Глава первая
Посему кто плачет о грехах своих, тот в слезах своих приносит Богу, как благоприятную жертву, пот своего сердца и кровь своей души.
Блаженный Августин
...Стоячие напольные часы в ореховом влагалище, подарок покойного деверя, пробили полночь. Матерая вдова бояроня Федосья Прокопьевна Морозова подняла беспамятную голову; от подоконья по полу тянуло стылым сквозняком, теплые токи от ценинной, жарко натопленной печи обтекали верхом, над головою; шелковые завесы у резной кровати прогибались, словно бы за пологом блуждала гибельная рука, перебирая складки китайской камки. В окна луна светила, как камень-яспис. Бояроня привстала на колени, уже пробудившись вовсе, просунула голову в шатер, расписанный травами; пуховая, высоко взбитая перина не тронута, перьевое одеяло отогнуто углом, льняные простыни похожи на ледяную кулижку, полосатое бумажное сголовьице торчком, не вымято, не ослежено...
Почудится же немилосердное! Господи, помилуй... На полных руках остудная дрожь высыпала мелким пшеном. «Экая ты трусиха!» – укорила себя Федосья и, опомнясь, снова повалилась на пол, на жесткую рогозницу, накрылась холостяной ряднинкой, подсунула кулак под голову. Эх, кабы кто из челядинников прознал, как почивает их госпожа, царицына свойка, наезжая теремная бояроня. Смеху-то бы втай да прыску в кулак! Не вем чему слепо улыбнулась Федосья, представив, как уливаются сенные девки.
В пятом часу ночи опочнула, и вот оно, недремное око, опять запозывало, совестью его кличут: де, подымайся, матерая вдова, хватит бока пролеживать, откажись, милостивенькая, чертей тешить, ибо неспания ночные верстаются верному в число добрых дел.
Что-то же в бок толкнуло? Вроде бы худой сон наснился: собачья голова шершавая и в шерсти, и она, Федосья, ту звериную морду целует и обнимает. Тьфу, нечистый. Воистину много бесу помощи в женах; это сеть сотворенная.
Недолго тешилась утица за пазухой у селезня. Убралися, царствие им небесное, в очередь и деверь Борис Иванович Морозов, а после и благоверный Глеб Иванович.

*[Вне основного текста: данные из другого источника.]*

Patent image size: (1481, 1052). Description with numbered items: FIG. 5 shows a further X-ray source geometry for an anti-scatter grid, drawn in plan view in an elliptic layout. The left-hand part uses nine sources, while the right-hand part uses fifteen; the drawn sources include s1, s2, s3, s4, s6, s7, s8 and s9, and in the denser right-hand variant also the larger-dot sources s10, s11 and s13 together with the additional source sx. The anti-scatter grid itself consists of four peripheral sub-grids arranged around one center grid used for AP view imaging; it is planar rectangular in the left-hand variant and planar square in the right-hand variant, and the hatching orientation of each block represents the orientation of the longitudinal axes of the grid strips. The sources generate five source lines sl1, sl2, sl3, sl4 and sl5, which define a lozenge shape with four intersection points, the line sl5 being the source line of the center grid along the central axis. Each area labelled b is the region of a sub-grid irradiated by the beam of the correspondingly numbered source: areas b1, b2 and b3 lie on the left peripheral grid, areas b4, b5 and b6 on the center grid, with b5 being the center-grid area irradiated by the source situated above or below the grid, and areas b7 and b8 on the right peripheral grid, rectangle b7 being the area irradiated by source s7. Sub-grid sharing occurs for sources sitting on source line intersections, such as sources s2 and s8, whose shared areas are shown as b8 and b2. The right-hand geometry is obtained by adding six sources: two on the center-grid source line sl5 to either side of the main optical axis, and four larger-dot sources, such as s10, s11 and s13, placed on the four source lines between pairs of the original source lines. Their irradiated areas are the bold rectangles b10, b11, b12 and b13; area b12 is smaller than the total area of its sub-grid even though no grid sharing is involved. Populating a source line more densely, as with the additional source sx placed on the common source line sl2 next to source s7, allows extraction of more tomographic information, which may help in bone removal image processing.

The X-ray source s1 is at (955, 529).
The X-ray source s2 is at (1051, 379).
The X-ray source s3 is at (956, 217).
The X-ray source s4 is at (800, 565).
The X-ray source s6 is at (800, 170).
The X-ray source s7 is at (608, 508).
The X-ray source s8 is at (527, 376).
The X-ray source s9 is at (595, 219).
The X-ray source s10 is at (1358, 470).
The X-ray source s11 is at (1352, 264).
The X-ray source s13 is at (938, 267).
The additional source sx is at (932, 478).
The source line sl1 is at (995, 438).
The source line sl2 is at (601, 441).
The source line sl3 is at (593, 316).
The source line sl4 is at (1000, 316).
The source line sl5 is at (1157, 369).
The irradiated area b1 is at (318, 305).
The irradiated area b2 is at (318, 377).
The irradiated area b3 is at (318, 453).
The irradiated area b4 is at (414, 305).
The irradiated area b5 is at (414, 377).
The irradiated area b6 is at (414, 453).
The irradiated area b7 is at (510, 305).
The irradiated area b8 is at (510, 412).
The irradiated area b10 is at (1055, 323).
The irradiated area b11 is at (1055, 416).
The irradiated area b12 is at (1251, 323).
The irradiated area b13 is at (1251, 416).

Закрылись в повапленную скудельницу и всю тщету земную, всю славу мира сего – и сладости и утехи обильные, яства и питье, рабичишек и холопишек, многие дворишки и портища алтабасные, золотишко и рухлядь неисчислимую – оставили за гробовой доскою; вот и тянись, супружница, пестуй гобину, копи приплоду, охичивай царствие свое, управляй животом и наделком, матерая вдова, – и все лишь за-ради сына одинакого Ивана Глебовича. Кабы не сын, дорогой мизинчик, нынче бы затворилась в монастырь: много ли нажилась в миру, – жадно ли опилась его прелестями, но как бы через край хватила из той братины хмельного меду. И что дальше-то смыслу толочь череду дней? разве сыщутся те земные украсы, что встанут вровень с горним Сионом, жилищем обетованным и превечным, где триста лет покажутся за один день? Так Господь постановил: жить тебе, Федосья, плотскими прелестями тридцать лет, а как испытала заповеданное гобзование, то и замири утробу, иссуши плодильницу, чтобы душу свою спасти.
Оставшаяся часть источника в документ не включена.